Frequency (Hz)	M	Required Total Operations
		DFT	Goertzel	Proposed
697	3	6138	4617	2046
770	4	8184	6156	2046
852	4	8184	6156	2046
941	4	8184	6156	2046
1209	6	12,276	9234	2046
1336	6	12,276	9234	2046
1477	6	12,276	9234	2046
1633	8	16,368	12,312	2046
Overall		83,886	63,099	16,368

for the purpose of further analyzing the computational load comparison. Simultaneously, in comparison with the DFT approach, a comparison of the computational saving (CS) versus the tone frequency between a Goertzel algorithm and the proposed approach is given in

Table 6. Comparison of the computational saving (CS) versus the tone frequency with DFT approach as a benchmark.

Frequency (Hz)	Computational Saving (%)
	Goertzel	Proposed
697	24.78	66.67
770	24.78	75.00
852	24.78	75.00
941	24.78	75.00
1209	24.78	83.33
1336	24.78	83.33
1477	24.78	83.33
1633	24.78	87.50
Overall	24.78	80.49

. In addition, these experimental results confirm that this proposal provides a CS of 66.67%–87.50% and 55.69%–83.38% in total operations, respectively, compared with the DFT and the Goertzel algorithm.

For each detection procedure of a DTMF signal, an overall operation required and an overall CS comparison with the DFT approach as a benchmark are respectively given in the last row of Table 5 and Table 6 as well. The proposed detection algorithm gives a remarkable computational load reduction in comparison with the Goertzel and DFT approaches.

Subsequently, an experiment of detection accuracy versus signal-to-noise ratio (SNR) is conducted in this work. In each SNR level experiment, a total of 16,000 test samples are produced for detection experiment. Each DTMF signal in Table 1 has 1000 test samples, and each sample is a DTMF signal with white Gaussian noise (WGN). Presented in

Table 7. Comparison on the detection accuracy versus signal-to-noise ratio (SNR).

SNR (dB)	Detection Accuracy (%)
	DFT, Goertzel	Proposed
5	100	100
4	100	100
3	100	100
2	100	100
1	100	100
0	100	99.97

is the comparison on the detection accuracy versus SNR among various approaches. It shows that the accuracy of the proposed approach drops at SNR of 0 dB, while the DFT and the Goertzel algorithm remains a 100% accuracy.

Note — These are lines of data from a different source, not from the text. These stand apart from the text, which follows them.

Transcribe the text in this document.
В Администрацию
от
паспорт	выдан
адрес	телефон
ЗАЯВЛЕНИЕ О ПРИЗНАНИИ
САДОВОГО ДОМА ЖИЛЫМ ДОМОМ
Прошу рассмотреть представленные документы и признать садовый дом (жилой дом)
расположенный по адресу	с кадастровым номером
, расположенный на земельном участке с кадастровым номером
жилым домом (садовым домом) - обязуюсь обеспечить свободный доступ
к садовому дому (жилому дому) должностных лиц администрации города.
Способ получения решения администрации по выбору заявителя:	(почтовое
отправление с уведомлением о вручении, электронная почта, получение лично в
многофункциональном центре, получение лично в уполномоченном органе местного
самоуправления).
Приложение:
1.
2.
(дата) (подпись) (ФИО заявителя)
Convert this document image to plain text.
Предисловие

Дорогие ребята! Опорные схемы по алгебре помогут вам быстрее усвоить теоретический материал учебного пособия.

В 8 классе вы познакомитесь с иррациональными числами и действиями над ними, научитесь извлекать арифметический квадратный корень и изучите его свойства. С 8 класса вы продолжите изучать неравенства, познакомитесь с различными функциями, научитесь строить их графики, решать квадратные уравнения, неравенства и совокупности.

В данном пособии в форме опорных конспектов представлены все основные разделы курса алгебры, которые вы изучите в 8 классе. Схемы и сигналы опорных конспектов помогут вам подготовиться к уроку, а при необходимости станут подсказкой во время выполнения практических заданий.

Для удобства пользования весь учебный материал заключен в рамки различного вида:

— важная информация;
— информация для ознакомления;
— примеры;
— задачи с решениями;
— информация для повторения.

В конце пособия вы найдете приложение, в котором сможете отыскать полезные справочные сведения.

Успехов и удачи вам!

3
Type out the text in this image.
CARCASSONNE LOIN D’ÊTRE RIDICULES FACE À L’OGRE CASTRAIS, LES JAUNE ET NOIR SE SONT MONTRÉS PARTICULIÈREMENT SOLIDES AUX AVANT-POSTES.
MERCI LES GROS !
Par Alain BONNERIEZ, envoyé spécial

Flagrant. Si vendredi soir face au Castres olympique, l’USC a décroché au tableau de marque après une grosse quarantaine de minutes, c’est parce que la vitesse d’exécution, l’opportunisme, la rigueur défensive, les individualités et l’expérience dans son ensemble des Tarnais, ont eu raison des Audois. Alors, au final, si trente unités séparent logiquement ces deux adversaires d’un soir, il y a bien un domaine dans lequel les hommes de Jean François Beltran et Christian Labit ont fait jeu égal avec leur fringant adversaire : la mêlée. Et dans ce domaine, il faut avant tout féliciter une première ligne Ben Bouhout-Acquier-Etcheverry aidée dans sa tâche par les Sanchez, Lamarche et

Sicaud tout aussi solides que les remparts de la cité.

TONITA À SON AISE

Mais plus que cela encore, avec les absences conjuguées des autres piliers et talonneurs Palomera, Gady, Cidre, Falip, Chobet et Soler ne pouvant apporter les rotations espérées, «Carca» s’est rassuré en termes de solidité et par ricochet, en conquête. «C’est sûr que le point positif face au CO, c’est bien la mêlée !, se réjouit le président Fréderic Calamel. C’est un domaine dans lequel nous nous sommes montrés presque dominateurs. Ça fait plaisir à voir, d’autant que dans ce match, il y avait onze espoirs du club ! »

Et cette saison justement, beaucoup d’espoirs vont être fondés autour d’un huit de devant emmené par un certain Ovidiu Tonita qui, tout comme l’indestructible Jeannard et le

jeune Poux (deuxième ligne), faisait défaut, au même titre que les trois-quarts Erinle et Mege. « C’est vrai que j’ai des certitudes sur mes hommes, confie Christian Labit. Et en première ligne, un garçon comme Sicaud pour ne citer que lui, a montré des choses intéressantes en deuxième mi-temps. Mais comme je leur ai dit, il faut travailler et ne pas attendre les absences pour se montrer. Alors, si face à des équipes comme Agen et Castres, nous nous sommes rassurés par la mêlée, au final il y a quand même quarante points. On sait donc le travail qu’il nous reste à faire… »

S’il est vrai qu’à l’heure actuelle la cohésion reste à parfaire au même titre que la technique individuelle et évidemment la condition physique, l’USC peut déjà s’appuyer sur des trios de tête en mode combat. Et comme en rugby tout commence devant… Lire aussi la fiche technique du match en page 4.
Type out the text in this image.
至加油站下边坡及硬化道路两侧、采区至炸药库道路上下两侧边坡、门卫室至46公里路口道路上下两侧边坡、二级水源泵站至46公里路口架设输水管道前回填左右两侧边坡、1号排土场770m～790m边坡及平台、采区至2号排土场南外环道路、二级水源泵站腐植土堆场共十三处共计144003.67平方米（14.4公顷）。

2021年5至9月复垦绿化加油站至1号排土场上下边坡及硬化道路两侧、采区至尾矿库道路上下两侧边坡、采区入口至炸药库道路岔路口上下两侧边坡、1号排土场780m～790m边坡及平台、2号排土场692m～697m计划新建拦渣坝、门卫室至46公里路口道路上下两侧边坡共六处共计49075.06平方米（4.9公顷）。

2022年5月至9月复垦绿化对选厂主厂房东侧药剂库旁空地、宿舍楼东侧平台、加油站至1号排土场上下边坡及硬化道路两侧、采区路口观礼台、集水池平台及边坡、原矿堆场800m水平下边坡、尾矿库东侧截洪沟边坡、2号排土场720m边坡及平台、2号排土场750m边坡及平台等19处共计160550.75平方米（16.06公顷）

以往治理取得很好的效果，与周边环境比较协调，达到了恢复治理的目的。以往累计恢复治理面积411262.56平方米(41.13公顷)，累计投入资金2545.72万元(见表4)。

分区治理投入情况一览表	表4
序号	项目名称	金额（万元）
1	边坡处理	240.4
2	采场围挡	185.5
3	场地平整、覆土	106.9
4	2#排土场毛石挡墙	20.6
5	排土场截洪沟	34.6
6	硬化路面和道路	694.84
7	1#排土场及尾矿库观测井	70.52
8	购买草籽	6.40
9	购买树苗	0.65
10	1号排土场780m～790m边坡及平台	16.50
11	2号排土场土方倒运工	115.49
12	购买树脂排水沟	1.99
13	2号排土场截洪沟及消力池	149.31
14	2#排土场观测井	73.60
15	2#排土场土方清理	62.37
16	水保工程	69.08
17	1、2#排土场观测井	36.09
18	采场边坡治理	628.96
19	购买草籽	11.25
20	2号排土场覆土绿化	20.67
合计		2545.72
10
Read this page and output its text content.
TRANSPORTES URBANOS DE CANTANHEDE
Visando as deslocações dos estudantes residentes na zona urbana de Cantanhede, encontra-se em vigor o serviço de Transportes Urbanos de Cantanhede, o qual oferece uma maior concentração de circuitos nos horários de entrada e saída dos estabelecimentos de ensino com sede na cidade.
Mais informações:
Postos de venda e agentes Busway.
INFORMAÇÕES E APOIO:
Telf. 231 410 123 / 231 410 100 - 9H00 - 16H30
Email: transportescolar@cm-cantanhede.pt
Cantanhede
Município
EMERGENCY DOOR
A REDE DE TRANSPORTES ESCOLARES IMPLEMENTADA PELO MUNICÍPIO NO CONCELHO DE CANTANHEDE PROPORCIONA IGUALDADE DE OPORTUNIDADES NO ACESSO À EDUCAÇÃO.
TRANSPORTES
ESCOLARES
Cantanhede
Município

However, according to ITU standard [9,10], the signal strength is specified to be 15 dB SNR and higher. In such a condition, a 100% accuracy in DTMF signal detection is provided by the presented MFD algorithm. That is, this proposal is experimentally validated as a superior candidate relative to the counterparts.

5. Conclusions

As an improved version of DFT, the MFD method with an optimal phase search was proposed for the purpose of computational load reduction for a DTMF signal detection. Experimental results show that the number of total operations required for DFT, Goertzel, and presented MFD algorithms in a DTMF signal detection are 83,886, 63,099, and 16,368, respectively. Superiority of this proposed MFD approach is validated by an overall computational load reduction of 80.49% and 74.06%, respectively, compared with a DFT approach and a Goertzel algorithm, while a 100% detection accuracy is provided as long as SNR is higher than 0 dB. This detection complexity reduction is an advantage and an important issue for applying DTMF detection technique to embedded devices. As scheduled, a continuous effort will be made to improve the resistance to noise of the proposed algorithm in the very near future.